When condensin is added to DNA in the presence of ATP, it is, however, able to survive high‐salt conditions (Fig 3H and I). This suggests that the ATP‐dependent mode of DNA binding must be exceptionally stable, for example such as provided by a topological binding mode where the Smc2–Smc4–kleisin condensin ring encircles the DNA. The subsequent compaction step essentially depends on ATP hydrolysis by the Smc2–Smc4 subunits of the condensin complex, since neither a Q‐loop ATPase mutant version of condensin in the presence of ATP nor a wild‐type version of condensin in the presence of ATPγS are able to compact the tethered DNA substrates in our assay. It thus appears logical to conclude that the electrostatic interaction is converted into a topological interaction by an ATP‐dependent temporary ring opening and entry of the bound DNA into the ring (Fig 6C). It is conceivable that the initial electrostatic interaction releases upon ATP hydrolysis, which frees this binding site to be available to grab another piece of the same DNA and thereby create a DNA loop. In summary, our results reveal that at least one electrostatic interaction and a topological interaction must function as the principle binding modes that condensin employs to compact DNA. It is furthermore possible that a third interaction and binding mode is involved in the actual compaction process.
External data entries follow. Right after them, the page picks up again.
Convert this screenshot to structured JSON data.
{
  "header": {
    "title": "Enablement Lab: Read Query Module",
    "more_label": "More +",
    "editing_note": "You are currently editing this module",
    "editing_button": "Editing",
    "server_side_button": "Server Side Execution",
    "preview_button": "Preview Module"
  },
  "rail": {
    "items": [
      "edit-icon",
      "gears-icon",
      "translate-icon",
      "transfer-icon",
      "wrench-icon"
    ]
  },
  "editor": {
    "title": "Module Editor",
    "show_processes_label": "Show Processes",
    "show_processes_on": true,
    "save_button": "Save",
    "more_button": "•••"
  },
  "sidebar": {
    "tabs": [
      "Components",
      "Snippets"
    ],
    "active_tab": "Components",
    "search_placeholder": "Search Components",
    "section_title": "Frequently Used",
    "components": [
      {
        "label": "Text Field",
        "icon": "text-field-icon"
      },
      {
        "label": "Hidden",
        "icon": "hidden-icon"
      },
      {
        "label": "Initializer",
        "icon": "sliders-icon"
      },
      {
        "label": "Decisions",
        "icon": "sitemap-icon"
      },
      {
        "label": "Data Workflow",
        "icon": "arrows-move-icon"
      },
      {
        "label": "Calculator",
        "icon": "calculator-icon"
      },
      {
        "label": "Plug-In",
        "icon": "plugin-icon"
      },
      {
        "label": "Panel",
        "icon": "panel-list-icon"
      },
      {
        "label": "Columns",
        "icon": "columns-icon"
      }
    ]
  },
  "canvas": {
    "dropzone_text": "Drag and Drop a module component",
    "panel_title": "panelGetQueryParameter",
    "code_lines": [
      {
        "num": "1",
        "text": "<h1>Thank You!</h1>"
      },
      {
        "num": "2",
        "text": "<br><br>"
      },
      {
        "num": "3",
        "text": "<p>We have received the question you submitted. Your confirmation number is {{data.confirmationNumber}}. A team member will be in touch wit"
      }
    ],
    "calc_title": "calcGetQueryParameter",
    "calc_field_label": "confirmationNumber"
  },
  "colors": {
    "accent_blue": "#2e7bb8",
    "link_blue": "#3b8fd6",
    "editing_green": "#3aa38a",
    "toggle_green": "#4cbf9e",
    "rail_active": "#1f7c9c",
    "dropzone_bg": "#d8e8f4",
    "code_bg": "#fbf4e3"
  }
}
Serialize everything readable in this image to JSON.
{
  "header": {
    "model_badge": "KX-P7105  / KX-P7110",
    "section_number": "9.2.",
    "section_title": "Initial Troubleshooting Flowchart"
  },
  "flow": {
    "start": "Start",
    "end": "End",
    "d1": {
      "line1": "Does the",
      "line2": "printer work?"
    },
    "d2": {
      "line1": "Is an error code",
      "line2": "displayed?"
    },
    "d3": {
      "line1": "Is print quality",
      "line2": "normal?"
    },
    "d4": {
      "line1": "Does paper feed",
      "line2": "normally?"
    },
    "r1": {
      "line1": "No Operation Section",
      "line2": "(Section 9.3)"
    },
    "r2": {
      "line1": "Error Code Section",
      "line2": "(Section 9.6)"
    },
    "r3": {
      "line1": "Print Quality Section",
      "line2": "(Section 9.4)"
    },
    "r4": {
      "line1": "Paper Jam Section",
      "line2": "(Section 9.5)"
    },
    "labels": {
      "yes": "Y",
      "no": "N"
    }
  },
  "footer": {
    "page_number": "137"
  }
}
Following a short lag time after addition of ATP, condensin induces a fast compaction of the DNA tethers. We interpret the lag time before compaction starts after addition of condensin and ATP as the sum of the time necessary for condensin to bind to DNA and to become active for compaction. The latter step likely involves the conversion of an electrostatic into a topological binding mode (Fig 6C). This interpretation is consistent with the findings that the lag time depends on the concentration of ATP and is reduced when condensin has been pre‐bound to DNA in the sequential addition set‐up. The observation of a lag time is furthermore consistent with recent measurements of condensin movements on DNA curtains, where condensin binds and pauses before becoming active for translocation (Terakawa et al, 2017).
Once the compaction reaction had been initiated, it frequently proceeded to the maximally compacted state that we can measure in our set‐up. Dominance of DNA compaction over any decompaction in our assays contrasts previous findings with Xenopus condensin I complexes, where DNA compaction reverted spontaneously in many instances (Strick et al, 2004). Another difference to this previous report is our finding that compaction rates by the S. cerevisiae condensin complex scaled approximately linearly with protein concentration. Whereas these data cannot rule out that multiple condensin complexes cooperate in the compaction reaction, they are consistent with a model in which multiple complexes act as individual motors on DNA.
Whereas our experiments strongly suggest that the required energy for compaction must stem from ATP hydrolysis by the Smc2–Smc4 subunits (see above), we find that condensed DNA remains compacted even after washing with buffer that does not contain ATP (Fig EV2C) or buffer that contains ATPγS (Fig EV3E). This shows that continuous ATP hydrolysis by condensin is not required to maintain the compact state of the DNA. The compact state can, however, be disrupted by applying very high physical forces or high‐salt conditions, which presumably disrupt non‐topological condensin–DNA contacts (Fig 6C).
The amount of work needed for compaction can be calculated as the product of the displacement against the applied force. Taking into account that kBT = 4.1 pN*nm and that the free energy resulting from hydrolysis of one DNA molecule of ATP is ~20kBT, we can calculate the amount of ATP molecules that would minimally be required to drive compaction against a certain force. Assuming for the sake of argument that condensin converts the energy from ATP hydrolysis with 100% efficiency, we estimate that full compaction (from 5 to 0 μm length) against a force of 0.75 pN requires the hydrolysis of 46 ATP molecules, or equivalently, the hydrolysis of each ATP molecule would correspond to a 110‐nm step. While this clearly provides an order‐of‐magnitude estimate only, the result is consistent with previous estimate of large steps as observed for condensin translocation (Terakawa et al, 2017). As the force increases, more ATP needs to be hydrolysed to provide the necessary energy in order to achieve compaction.
A surprising finding from our experiments is the broad distribution of compaction step sizes, which includes very large step sizes, larger than the condensin complex itself. One explanation for this conundrum might be that condensin could be taking smaller individual compaction steps and that the steps that we are detecting are in fact bursts of smaller steps that cannot be resolved within the temporal resolution and noise of the magnetic tweezers assay (0.1–0.4 s, see Appendix Fig S3 and Crut et al, 2007). Our step‐finding validation demonstrates that, while large steps are confidently detected, the assay is unable to detect very small steps (see Appendix Fig S2). Our conservative method revealed that one should be cautious with step fitting at high compaction activity of condensin and the low forces applied in the magnetic tweezers. For this reason, we refrain from reporting a typical step size for a single condensin‐driven compaction cycle.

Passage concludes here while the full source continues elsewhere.